I mostri innamorati sul metrò, e un po’ ovunque, i loro tragitti, i loro delitti, le pazzie scambiate per normalità, usi e costumi che cambiano, di settimana in settimana, e poi mesi, anni e decenni. Moresco e la sua birra che inciampano, che si imbattono, che constatano, che si spaventano, che fuggono, che collaborano, che provano a capire, che non ci riescono. Uno spettacolo teatrale ("L'uomo che cammina") che diventa un disco, uno scritto, recitato con voce dolce e insicura dall’autore che sembra Geppetto, che ti avvisa ma poi è sempre troppo tardi, fino al prossimo vicolo, svincolo, tranello. Lame, sputi, aggressioni, disperazioni, gonne che si accorciano, ventri che si scoprono, manifesti fissi e cartelloni che parlano e ti osservano, venditori di fiori e di fumo, migrazioni costanti.
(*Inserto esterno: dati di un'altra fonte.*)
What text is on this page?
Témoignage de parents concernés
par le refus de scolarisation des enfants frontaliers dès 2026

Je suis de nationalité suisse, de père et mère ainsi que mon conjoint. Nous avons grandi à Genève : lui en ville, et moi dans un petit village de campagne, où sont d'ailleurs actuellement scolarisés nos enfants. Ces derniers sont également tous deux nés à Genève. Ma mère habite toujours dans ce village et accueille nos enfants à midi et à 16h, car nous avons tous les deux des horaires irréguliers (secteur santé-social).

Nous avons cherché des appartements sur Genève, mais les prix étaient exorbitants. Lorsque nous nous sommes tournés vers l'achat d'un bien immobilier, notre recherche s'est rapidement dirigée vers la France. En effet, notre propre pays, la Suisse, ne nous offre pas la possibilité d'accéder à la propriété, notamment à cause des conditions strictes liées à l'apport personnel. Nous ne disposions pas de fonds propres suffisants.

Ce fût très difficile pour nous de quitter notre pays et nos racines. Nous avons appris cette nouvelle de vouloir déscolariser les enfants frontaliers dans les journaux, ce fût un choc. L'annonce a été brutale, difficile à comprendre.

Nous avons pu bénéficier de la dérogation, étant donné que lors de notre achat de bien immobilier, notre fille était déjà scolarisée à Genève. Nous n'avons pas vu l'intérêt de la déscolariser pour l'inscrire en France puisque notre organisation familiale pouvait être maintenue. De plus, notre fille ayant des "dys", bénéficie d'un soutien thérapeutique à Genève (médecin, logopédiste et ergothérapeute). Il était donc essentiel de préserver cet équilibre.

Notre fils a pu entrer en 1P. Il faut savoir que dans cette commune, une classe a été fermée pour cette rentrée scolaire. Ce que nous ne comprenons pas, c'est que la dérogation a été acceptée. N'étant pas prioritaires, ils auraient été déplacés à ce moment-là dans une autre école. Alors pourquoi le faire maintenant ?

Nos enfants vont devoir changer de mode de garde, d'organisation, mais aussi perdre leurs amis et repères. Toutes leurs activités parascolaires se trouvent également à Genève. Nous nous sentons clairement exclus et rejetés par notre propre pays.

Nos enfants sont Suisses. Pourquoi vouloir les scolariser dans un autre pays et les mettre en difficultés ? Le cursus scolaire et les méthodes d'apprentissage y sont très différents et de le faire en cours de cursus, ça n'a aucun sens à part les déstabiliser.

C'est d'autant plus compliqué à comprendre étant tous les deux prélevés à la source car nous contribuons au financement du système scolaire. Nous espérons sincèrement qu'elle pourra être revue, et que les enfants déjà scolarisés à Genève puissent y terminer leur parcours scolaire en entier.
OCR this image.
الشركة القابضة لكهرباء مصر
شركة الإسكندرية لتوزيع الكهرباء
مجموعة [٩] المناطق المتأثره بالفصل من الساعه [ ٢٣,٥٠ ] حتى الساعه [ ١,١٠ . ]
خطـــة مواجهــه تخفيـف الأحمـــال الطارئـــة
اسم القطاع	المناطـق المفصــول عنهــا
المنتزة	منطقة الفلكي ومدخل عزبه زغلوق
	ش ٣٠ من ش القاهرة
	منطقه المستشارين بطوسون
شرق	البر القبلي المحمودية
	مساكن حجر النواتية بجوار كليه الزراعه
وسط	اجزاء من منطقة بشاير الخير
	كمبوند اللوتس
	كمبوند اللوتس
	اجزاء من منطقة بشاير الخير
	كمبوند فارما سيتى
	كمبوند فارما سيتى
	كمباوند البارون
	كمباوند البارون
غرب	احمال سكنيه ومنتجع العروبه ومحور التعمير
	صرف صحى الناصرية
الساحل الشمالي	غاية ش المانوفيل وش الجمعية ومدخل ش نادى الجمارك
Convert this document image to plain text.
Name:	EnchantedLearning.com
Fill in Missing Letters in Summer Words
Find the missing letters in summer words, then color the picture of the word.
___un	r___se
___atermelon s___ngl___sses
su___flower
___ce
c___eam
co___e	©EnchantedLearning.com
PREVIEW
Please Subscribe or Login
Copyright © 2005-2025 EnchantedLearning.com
Milano e Moresco. Un racconto docile, malfermo, che invece acquista ritmo, che diventa frenetico (e politico), anche grazie alla sua sonorizzazione, progettata ed eseguita ovviamente da
Fabio Zuffanti, che non dorme mai: un
ambient cinematico, tetro, sibilante, come un sicario che ti attendi ma non sai dove si trovi. C’è la quiete spettrale
Gone To Earth, come pure gli agguati ai Guerrieri seguiti passo passo da Barry De Vorzon, ticchettii, rumori, bassi che sembrano tacchi in avvicinamento, note che si aggrovigliano fino a somigliare a metronomi che fanno il conto alla rovescia. Fino al prossimo lampione. Si è fatto giorno, andate a dormire.